We have frequently written of
Comcast's anti-consumer actions past posts, so we were not surprised to learn that the Department of Justice (DOJ) recently
decided to investigate the cable company for antitrust. The borders between antitrust and hyper competitive business practices are grey; Comcast has experimented in the shadows on more than one occasion. We looked into one nine-year-old case, that
recently advanced in the Pennsylvania courts.
The Behrend v. Comcast class action case began in 2003 against the cable giant. The suit alleges that Comcast violated the Sherman Antitrust Act by building itself into an “illegal monopoly.” The plaintiffs are current and former customers of Comcast and damages are estimated at $876 million, although the amount could be tripled under the Act.
The plaintiffs claim that Comcast’s strategy was to “cluster” as a way to eliminate competition and be able to raise rates above the market. “Clustering” involved acquiring the cable systems of other large multi-system operators that operated and offered multichannel video programming distributor service in various franchise areas in the Philadelphia area. There are internal documents, referred to in the
April 12 Summary Judgment Memorandum [pdf], supporting the argument that Comcast’s business strategy was to eliminate competition through clustering.

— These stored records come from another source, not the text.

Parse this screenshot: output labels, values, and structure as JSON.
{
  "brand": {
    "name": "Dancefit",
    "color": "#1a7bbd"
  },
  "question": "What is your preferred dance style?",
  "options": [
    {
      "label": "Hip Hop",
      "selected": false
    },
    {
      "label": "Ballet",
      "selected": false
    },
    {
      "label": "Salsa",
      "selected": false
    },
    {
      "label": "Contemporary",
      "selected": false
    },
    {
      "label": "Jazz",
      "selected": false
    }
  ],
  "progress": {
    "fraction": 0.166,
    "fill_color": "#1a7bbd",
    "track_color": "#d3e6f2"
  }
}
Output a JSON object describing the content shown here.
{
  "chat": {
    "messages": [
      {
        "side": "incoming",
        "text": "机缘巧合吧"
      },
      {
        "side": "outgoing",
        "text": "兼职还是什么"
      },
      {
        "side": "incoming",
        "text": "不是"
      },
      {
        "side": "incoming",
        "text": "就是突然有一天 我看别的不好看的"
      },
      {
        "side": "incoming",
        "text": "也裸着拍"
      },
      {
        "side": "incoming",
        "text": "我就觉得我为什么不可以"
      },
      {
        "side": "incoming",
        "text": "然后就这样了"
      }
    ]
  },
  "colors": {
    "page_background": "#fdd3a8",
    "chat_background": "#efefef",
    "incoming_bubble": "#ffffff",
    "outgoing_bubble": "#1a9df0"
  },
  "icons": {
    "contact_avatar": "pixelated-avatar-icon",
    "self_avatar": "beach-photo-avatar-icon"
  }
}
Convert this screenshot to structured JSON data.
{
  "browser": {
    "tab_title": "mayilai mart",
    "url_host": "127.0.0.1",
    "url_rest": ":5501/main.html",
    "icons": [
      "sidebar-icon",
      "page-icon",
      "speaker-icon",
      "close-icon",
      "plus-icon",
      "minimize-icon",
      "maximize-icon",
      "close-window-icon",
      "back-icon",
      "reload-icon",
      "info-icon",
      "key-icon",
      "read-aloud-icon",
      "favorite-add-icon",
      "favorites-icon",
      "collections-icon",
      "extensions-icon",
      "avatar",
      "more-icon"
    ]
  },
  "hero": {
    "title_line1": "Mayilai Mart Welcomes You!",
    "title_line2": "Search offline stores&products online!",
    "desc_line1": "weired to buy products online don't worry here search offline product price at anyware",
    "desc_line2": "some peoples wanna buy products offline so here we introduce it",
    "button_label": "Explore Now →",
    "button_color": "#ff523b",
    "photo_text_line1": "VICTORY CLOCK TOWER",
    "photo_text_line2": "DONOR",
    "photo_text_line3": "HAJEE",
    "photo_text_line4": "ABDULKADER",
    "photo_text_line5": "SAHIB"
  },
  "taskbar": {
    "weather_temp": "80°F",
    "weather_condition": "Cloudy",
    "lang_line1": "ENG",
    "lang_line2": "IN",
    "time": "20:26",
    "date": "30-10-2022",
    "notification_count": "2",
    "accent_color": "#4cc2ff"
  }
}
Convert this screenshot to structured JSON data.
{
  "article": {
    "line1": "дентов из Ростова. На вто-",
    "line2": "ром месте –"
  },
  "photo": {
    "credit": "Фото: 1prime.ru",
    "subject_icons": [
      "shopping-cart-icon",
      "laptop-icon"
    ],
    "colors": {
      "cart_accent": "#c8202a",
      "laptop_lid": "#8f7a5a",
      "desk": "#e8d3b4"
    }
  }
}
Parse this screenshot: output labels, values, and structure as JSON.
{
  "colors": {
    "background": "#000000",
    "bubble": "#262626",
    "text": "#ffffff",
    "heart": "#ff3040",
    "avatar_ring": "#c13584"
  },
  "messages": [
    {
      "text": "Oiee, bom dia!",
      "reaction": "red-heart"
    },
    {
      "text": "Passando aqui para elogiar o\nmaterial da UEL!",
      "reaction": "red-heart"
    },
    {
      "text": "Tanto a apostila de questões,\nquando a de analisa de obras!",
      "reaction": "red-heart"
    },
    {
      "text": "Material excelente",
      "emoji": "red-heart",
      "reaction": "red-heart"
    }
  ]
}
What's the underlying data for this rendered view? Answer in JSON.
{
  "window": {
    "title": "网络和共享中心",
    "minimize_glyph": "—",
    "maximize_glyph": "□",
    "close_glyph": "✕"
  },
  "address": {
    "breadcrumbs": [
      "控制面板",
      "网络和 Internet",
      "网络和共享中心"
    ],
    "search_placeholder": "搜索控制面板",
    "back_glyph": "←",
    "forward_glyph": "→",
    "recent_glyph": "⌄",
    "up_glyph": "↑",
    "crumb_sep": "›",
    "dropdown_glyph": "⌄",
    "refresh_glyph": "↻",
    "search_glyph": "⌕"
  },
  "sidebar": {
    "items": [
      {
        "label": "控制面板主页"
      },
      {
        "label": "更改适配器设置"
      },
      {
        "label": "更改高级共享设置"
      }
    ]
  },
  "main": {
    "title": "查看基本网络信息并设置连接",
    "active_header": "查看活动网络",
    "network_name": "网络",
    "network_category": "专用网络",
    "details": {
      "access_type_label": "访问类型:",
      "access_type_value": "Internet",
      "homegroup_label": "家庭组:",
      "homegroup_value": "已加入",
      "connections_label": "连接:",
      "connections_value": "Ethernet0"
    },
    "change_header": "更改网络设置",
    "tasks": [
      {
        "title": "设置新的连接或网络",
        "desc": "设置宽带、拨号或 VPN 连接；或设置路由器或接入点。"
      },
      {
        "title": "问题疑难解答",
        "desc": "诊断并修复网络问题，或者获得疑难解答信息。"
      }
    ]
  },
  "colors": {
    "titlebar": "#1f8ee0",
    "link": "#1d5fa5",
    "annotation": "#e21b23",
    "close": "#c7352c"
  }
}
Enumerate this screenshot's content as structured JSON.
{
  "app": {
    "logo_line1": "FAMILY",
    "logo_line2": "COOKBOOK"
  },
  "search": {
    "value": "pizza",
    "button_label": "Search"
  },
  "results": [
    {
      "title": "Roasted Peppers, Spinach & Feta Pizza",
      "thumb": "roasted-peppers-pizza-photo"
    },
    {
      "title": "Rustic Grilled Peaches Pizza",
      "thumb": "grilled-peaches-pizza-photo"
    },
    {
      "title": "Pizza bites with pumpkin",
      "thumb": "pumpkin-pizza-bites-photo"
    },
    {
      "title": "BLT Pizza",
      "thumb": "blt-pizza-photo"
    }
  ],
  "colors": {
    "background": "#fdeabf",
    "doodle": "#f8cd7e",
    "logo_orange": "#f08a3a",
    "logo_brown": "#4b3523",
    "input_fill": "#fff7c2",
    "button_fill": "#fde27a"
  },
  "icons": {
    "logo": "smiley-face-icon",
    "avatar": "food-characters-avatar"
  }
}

Growing by gobbling up smaller entities in the same industry is not a new idea and certainly not illegal on its face. The issues in the 2003 case were how Comcast went about expanding, why they did it, and to what extent they took steps to hinder competition. There was a cable system asset swap with AT&T and the two worked together to divide up the Philadelphia assets of former MediaOne, rather than compete with each other during the bidding process. Other swaps involved Aldelphia, Time Warner, and even smaller operators, like Patriot Media & Communications.
Swapping and clustering with intent to eliminate competition may be considered Sherman Act violations.